Just as importantly, you do not treat chastity as an ecclesiastical “policy issue” and you do not lobby within the Church for a change in “policy,” because you know that what is at stake here is truth: a truth that makes for happiness, genuine friendship, and, ultimately, beatitude. Working with the grace God makes available to you, you offer a crucial and often cruciform witness to the Church, especially to those who imagine that “their” truth is truer than Christ’s. 

Many of you were upset by what Pope Francis was reported to have said, in a documentary film, about civil unions for same-sex couples and related matters. As it’s now clear that the pope’s comments were cut-and-pasted by an agenda-driven filmmaker, this episode was another reminder that media reports of Catholic matters should always be taken with a grain of salt; ditto for the hysteria that too often characterizes the Catholic blogosphere. But precisely because certain parties further confused things by spinning and politicizing what the pope was said to have said, it’s important to recall two Catholic realities. 

First, informal remarks by a pope to a filmmaker do not constitute an expression of the papal teaching office. Those who suggest otherwise are theologically ill-informed, politically motivated, or both. As I point out in The Next Pope: The Office of Peter and a Church in Mission, the pope is not an oracle and every papal utterance is not magisterium. 

Second, nothing that Pope Francis was reported to have said changes the Catholic Church’s teaching on the ethics of human love, on what constitutes marriage, and on who may marry. That teaching cannot change, because it is rooted in divine revelation and attested by reason. It would have been helpful (and professionally competent) if the Vatican press office had clarified this point before the media herd of independent minds declared what the pope was said to have said to be a possible first step toward a Catholic affirmation of so-called “gay marriage.” It was no such thing, because such a thing is impossible. 

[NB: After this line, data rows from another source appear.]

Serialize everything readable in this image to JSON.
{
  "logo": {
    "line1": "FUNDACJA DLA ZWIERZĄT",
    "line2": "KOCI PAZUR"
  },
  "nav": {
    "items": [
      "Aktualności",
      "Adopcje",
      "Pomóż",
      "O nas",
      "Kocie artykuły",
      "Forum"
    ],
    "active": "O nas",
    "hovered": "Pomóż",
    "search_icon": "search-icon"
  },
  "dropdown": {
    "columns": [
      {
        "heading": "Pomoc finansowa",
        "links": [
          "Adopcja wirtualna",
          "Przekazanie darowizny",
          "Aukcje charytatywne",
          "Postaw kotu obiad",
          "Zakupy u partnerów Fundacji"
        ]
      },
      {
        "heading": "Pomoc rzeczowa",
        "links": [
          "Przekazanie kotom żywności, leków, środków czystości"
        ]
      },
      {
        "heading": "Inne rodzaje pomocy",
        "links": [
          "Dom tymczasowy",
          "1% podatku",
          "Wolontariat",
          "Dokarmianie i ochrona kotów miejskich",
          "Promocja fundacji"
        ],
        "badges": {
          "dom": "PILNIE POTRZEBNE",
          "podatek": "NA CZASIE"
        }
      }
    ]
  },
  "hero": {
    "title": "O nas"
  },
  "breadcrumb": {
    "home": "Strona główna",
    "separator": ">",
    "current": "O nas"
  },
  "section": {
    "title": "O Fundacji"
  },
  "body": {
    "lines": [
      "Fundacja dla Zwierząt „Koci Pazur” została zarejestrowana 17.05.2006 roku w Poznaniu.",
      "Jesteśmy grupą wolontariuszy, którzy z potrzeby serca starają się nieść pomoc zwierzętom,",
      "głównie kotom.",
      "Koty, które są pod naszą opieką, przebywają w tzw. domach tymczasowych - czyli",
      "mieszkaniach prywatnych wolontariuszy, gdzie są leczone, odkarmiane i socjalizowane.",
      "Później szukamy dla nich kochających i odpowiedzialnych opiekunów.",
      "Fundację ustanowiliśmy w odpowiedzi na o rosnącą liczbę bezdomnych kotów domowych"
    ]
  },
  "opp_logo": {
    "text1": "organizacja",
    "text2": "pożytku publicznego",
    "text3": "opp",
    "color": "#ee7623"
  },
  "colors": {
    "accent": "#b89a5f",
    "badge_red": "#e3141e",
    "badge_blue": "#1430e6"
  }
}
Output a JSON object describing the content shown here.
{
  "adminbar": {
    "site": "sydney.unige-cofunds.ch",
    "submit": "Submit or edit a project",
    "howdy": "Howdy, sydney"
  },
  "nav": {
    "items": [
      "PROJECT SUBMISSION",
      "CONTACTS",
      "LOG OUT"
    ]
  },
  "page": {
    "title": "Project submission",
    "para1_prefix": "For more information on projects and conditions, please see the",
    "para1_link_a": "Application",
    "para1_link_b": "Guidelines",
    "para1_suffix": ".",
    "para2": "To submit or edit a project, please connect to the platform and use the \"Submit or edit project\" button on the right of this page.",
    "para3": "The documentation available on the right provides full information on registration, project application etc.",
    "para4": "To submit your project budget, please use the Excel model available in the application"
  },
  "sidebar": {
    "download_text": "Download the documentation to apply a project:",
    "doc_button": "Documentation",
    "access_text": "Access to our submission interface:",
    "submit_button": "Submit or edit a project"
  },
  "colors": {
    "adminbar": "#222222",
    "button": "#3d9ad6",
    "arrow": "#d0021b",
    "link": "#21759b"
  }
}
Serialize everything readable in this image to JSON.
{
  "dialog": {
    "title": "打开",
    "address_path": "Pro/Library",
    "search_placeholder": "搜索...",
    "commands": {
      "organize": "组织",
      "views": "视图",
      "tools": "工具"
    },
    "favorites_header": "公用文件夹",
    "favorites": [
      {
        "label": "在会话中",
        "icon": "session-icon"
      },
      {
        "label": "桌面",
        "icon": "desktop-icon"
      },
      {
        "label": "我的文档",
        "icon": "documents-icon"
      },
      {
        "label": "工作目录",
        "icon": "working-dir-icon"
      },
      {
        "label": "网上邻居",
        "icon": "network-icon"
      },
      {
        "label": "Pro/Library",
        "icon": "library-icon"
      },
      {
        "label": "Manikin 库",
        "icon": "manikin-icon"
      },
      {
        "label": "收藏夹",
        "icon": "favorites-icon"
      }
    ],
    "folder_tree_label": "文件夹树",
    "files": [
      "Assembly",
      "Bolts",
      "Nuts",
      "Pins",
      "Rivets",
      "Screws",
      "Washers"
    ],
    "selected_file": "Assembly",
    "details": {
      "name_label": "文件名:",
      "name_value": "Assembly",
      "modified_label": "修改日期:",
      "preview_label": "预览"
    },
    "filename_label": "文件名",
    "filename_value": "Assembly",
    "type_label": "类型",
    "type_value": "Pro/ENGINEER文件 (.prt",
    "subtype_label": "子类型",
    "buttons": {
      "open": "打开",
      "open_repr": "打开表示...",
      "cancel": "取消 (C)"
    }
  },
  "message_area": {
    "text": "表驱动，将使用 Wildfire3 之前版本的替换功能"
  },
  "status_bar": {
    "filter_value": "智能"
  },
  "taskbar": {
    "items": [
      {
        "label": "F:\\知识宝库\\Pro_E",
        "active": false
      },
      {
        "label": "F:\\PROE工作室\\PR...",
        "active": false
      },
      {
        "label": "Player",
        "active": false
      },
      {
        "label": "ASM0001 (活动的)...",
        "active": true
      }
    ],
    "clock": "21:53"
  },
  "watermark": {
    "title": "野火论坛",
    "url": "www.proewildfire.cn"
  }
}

So, brave men and women of “Courage,” thank you for your witness. Please continue to take up the challenge that St. John Paul II issued on October 22, 1978: “Be not afraid! Open the doors to Christ!” Your courage should inspire every Catholic to a similar fidelity, and to the mutual, prayerful support that helps sustain the integrity of love.

George Weigel is Distinguished Senior Fellow of Washington, D.C.’s Ethics and Public Policy Center, where he holds the William E. Simon Chair in Catholic Studies.